After my last Journal update, on Saturday, Dar and I did drive over to the town of  Bouse (rhymes with "house"). Located about 15 miles from our Q desert camp, this town of about 600 people has been around for about a hundred years. It originally supported a railroad, was the center of mining activity in the nearby hills, and, during WWII, there was an army base a few miles down the road. But over the years poor old Bouse never found a sustained purpose to support it's existence. Thus, it looks and feels like a candidate for yet another future Arizona ghost town.

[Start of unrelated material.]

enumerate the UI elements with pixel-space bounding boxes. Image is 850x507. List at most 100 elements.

The targets of our quest were a museum that Dar heard was in town, and secondarily, some early Indian art carved into the desert floor somewhere in the area. We found the museum, in the old "asay office", and had an enjoyable conversation with a gent that was manning the place. The artifacts and old photos in the collection centered around the the town's mining and military connections, and we had an enjoyable time going through them... learning what they could tell us about those struggling pioneers. This small museum's existence supports our belief that almost every small town... really, any past clustering of people... has a story to tell if you just take the time to seek it out.

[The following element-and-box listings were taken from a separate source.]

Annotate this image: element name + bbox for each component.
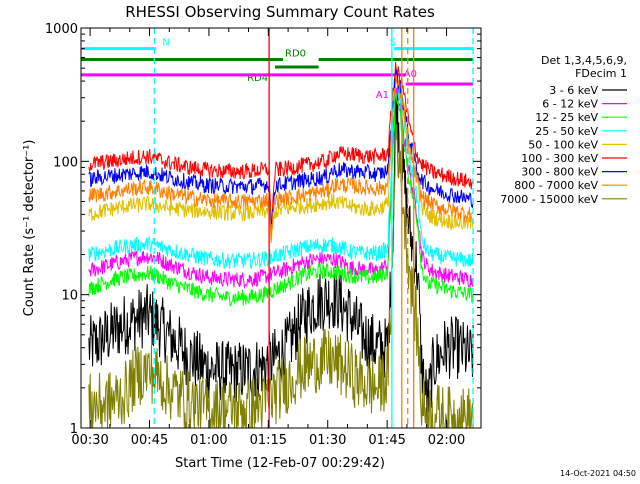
timestamp: 14-Oct-2021 04:50 (560, 469, 636, 478)
x-tick-label-6: 02:00 (428, 433, 465, 448)
x-tick-label-3: 01:15 (250, 433, 287, 448)
y-tick-label-1: 10 (61, 289, 78, 304)
legend-label-6: 300 - 800 keV (521, 166, 598, 179)
y-tick-label-3: 1000 (45, 22, 78, 37)
legend-header-1: FDecim 1 (575, 67, 627, 80)
series-line-4 (88, 70, 474, 242)
x-tick-label-4: 01:30 (309, 433, 346, 448)
annotation-label-5: A1 (376, 90, 389, 101)
annotation-label-0: N (162, 38, 169, 49)
y-axis-label: Count Rate (s⁻¹ detector⁻¹) (22, 140, 37, 317)
legend-label-3: 25 - 50 keV (535, 125, 598, 138)
series-line-7 (88, 74, 474, 243)
series-line-3 (88, 68, 474, 270)
y-tick-label-2: 100 (53, 155, 78, 170)
series-line-5 (88, 61, 474, 237)
series-lines (88, 61, 474, 430)
plot-axes: 00:30 00:45 01:00 01:15 01:30 01:45 02:00 1 10 10… (45, 22, 482, 448)
y-tick-label-0: 1 (70, 422, 78, 437)
annotation-label-4: A0 (404, 69, 417, 80)
x-tick-label-0: 00:30 (71, 433, 108, 448)
legend-label-2: 12 - 25 keV (535, 111, 598, 124)
legend-label-4: 50 - 100 keV (528, 138, 598, 151)
series-line-8 (88, 123, 474, 430)
vertical-markers (153, 28, 474, 428)
legend-label-7: 800 - 7000 keV (514, 179, 598, 192)
legend-label-1: 6 - 12 keV (542, 98, 598, 111)
legend-label-0: 3 - 6 keV (549, 84, 598, 97)
x-tick-label-5: 01:45 (368, 433, 405, 448)
x-axis-label: Start Time (12-Feb-07 00:29:42) (175, 456, 385, 471)
x-tick-label-2: 01:00 (190, 433, 227, 448)
annotation-bars: N S RD0 RD4 A0 A1 (81, 38, 474, 101)
legend-label-5: 100 - 300 keV (521, 152, 598, 165)
x-tick-label-1: 00:45 (131, 433, 168, 448)
chart-title: RHESSI Observing Summary Count Rates (125, 3, 435, 21)
annotation-label-1: S (390, 38, 396, 49)
legend-label-8: 7000 - 15000 keV (500, 193, 598, 206)
series-line-2 (88, 92, 474, 307)
annotation-label-2: RD0 (285, 49, 306, 60)
series-line-1 (88, 87, 474, 290)
annotation-label-3: RD4 (247, 73, 268, 84)
plot-frame (80, 27, 482, 429)
legend-header-0: Det 1,3,4,5,6,9, (541, 54, 627, 67)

Armed with a few more clues about the Indian art from our museum visit -- as well as yet another nearby historic artifact known as the Quartzsite Rock Alignmnet -- we headed back into the desert on the hunt.

The Indian art is known as the Bouse Fisherman Intaglio. It's the figure of a person holding a spear and standing over a stream that contains a couple fish. "Intaglio" is a process of creating an image on a flat surface -- in this case by removing the darker surface material thus exposing the much lighter materials below. They are also called "geoglyphs" by some. There are hundreds of these intaglios around the Southwest, if you know where to look, produced by early native people anywhere from 500 to 2000 years ago [link to another set over in Blythe, CA]. Some are huge... a couple hundred feet or more, but the Bouse Fisherman is smaller, perhaps 80 feet from top to bottom. The surface material color difference that creates the figure is subtle... and easily missed unless you're looking for it. Most of them were first noticed from low-flying aircraft in the 1930's.

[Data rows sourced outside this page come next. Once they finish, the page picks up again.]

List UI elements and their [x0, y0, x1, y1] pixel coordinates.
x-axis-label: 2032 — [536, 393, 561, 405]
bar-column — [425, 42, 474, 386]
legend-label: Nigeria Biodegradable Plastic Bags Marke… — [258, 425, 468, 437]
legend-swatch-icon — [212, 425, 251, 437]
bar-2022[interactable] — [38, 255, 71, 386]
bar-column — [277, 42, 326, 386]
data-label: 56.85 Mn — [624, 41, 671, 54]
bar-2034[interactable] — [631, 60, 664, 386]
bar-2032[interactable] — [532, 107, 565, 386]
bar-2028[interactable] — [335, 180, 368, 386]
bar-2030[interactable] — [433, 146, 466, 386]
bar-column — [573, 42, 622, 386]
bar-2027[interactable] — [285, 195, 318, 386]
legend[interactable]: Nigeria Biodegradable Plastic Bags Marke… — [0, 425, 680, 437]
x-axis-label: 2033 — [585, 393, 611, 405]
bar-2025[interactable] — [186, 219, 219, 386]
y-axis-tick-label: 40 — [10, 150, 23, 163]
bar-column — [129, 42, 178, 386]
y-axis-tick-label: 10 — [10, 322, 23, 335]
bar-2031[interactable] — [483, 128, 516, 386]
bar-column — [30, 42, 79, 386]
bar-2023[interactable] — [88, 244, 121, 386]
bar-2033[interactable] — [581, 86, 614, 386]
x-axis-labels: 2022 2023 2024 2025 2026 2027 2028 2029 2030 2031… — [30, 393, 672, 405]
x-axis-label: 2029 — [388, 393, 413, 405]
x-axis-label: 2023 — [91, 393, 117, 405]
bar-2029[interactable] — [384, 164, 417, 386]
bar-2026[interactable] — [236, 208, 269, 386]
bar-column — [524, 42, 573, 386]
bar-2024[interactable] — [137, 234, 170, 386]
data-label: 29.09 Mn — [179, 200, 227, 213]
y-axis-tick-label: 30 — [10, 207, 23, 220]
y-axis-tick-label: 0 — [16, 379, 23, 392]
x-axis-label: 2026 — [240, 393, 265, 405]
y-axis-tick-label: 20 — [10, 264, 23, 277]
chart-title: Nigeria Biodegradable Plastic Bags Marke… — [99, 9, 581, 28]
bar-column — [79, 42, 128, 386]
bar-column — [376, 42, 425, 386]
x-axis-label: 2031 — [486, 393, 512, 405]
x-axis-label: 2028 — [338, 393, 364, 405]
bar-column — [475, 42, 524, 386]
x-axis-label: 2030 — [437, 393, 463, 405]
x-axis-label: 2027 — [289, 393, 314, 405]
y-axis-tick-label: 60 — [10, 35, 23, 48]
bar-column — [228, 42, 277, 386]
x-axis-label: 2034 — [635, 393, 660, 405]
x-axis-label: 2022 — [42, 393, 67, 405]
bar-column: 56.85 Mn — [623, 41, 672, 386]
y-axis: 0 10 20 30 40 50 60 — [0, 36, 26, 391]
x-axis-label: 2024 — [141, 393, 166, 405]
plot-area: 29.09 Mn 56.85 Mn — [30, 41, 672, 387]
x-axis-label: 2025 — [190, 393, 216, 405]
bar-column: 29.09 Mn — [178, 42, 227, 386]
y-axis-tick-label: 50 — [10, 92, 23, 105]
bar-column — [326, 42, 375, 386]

Ariel view... upside down... outlined by path
around fenced in area.
As you might imagine, the work of preserving these intaglios from damage can be difficult in this age of ATVs and go-anywhere Jeeps. In our hunt for The Fisherman, it became apparent that the State of Arizona, or whoever has the charge of preserving these things, is employing stealth as a tool. Even the guy back at the museum had not been to this one. Based on sketchy information, we thought it was close to one of a few pull-offs between milepost 7 and 8 on Plomosa Road. But there are no signs or any other indication of it's precise location. We found it by guessing, walking a trail over a hill a couple hundred yards, and stumbling on a fenced-in area and brick marker. Even then we weren't quite there. Small signs on the fence indicated his was a protected area and no vehiclular traffic was permitted. To gain entry to the fenced area it was necessary to straddle barbed wire strung across a (previously open??) personal access gate. But barbed wire doesn't usually stop truly intrepid explorers... so straddle it we did, albeit very carefully.

Another hundred yards or so beyond the gate we found it... The Bouse Fisherman. If you're interested in finding it too, I can get you to the trailhead at the highway pull-off (N33.78796  W114.09328), but after that you're on your own.

The Quartzsite Rock Alignment

Just a mile or so down the road from The Fisherman Intaglio is the Quartzsite Rock Alignment, which is an alignment of desert stones forming letters on the desert floor, about 15 or 20 feet in scale, that spell out "QUARTZSITE", followed by an arrow and the number "11", which is the mileage to the town of the same name. There's also another arrow that points due North. The story goes that this was done for pilots being trained during WWII, although I'm a bit of a skeptic on this, as it's easy to actually see Q in this clear desert air (just look... it's right over there...) and just 11 miles away. Could it have been done by the Q chamber of commerce hoping to lure tourists to the area? We may never really know.

Then, Saturday night, we drove into Q to see the Big 8th Annual Christmas Light Parade. Arriving a few minutes before step-off at 7pm, we parked among hundreds of hulking pickup trucks lining the parade route, each loaded with a couple wintering northerners eager to see the parade without having to go to the trouble of moving from their warm and comfy truck-seat. The parade consisted of groups of lit-up pickups, trailers, ATVs, 4 wheelers, and a hot rod or two... some nicely done... separated by a series of long breaks. We agreed that it was a nice 15 minute parade squeezed into a half hour.

So Saturday was a big day for small explorations.